The school announced this week that it will launch a master of laws program in judicial studies geared specifically to judges. Duke is also launching a new Center for Judicial Studies, which will support research on the judiciary.

A handful of other law schools have launched educational programs for judges, but Duke law professor Jack Knight, who will direct the center, said the new LL.M. is unique.

“To my knowledge, there is nothing quite like what we’re doing out there,” Knight said.

The LL.M. program will open during the summer of 2012 to 10 to 15 sitting judges. They will take intensive four- to six-week sessions over the course of two summers. The curriculum will include classes and seminars in which both judges and scholars look at the history of the judiciary and judicial decision-making. Participants will examine topics including judicial independence, bias, the selection process and use of specialized courts.

“We want to give judges an opportunity to come together with judges from other jurisdictions and countries to discuss common issues,” Knight said. “We’ll look at how different jurisdictions handle the same problems.”

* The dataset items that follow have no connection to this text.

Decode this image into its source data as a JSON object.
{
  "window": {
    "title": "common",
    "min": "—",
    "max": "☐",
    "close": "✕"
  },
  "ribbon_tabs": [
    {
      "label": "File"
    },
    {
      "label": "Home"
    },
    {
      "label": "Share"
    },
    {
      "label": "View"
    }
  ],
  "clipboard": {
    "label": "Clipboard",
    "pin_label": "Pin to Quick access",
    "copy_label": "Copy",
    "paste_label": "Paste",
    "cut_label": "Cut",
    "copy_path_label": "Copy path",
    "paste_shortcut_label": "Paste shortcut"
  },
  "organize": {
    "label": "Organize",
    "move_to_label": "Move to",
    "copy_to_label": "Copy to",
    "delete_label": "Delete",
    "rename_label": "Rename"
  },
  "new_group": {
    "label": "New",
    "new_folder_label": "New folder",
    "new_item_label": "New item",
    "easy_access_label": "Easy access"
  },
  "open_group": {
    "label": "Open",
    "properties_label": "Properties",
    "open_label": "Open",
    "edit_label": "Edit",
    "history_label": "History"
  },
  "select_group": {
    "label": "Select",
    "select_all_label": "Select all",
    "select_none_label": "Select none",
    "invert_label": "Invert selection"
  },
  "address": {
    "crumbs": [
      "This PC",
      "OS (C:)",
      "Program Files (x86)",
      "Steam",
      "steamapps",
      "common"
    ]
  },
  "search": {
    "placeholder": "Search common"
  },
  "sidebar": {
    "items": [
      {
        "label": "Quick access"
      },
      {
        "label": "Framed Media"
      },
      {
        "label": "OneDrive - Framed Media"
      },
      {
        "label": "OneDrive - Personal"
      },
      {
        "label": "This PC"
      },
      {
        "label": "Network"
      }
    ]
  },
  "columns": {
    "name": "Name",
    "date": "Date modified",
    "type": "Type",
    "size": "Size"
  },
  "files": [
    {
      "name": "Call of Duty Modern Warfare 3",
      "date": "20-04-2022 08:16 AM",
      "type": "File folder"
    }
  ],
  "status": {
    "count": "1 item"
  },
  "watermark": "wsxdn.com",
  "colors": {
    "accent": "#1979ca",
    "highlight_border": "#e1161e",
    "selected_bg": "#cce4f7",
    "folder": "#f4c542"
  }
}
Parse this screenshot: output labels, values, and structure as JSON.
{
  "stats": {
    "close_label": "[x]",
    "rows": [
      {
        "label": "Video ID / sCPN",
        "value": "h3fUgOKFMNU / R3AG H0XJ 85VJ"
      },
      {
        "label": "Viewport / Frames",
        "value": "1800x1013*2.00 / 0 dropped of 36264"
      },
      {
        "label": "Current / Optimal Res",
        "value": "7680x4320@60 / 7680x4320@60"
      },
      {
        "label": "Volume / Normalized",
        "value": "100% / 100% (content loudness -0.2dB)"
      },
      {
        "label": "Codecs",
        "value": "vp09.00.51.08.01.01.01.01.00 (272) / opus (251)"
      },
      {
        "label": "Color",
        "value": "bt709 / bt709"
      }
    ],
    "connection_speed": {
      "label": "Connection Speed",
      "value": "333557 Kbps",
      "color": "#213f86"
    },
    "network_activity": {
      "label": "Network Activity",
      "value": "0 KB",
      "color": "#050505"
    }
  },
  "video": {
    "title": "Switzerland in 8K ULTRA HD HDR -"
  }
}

The program will introduce judges to social science research on the judiciary. Some judges have been dismissive of such research, and bringing judges together with scholars may help to break down tensions between them and researchers, Knight said.

“As a former judge who is now part of a great academic law school, I see tremendous benefits in bringing together thoughtful judges and scholars to study judicial institutions in the light of academic research considered through the lens of day-to-day experience,” said Duke law Dean David Levi, a former chief judge for the U.S. District Court for the Eastern District of California.

The program was designed to be flexible, given that judges tend to be busy individuals, Knight said. Tuition is $16,992, although the school will provide scholarships and housing subsidies.

The Center for Judicial Studies will sponsor conferences, publications and education programs focused on the judiciary. It will promote research into the judiciary and look for ways to improve the functioning of the courts.

“It’s a bit of an experiment, but I think we have some good ideas about how to marry scholarly research and the judiciary,” Knight said.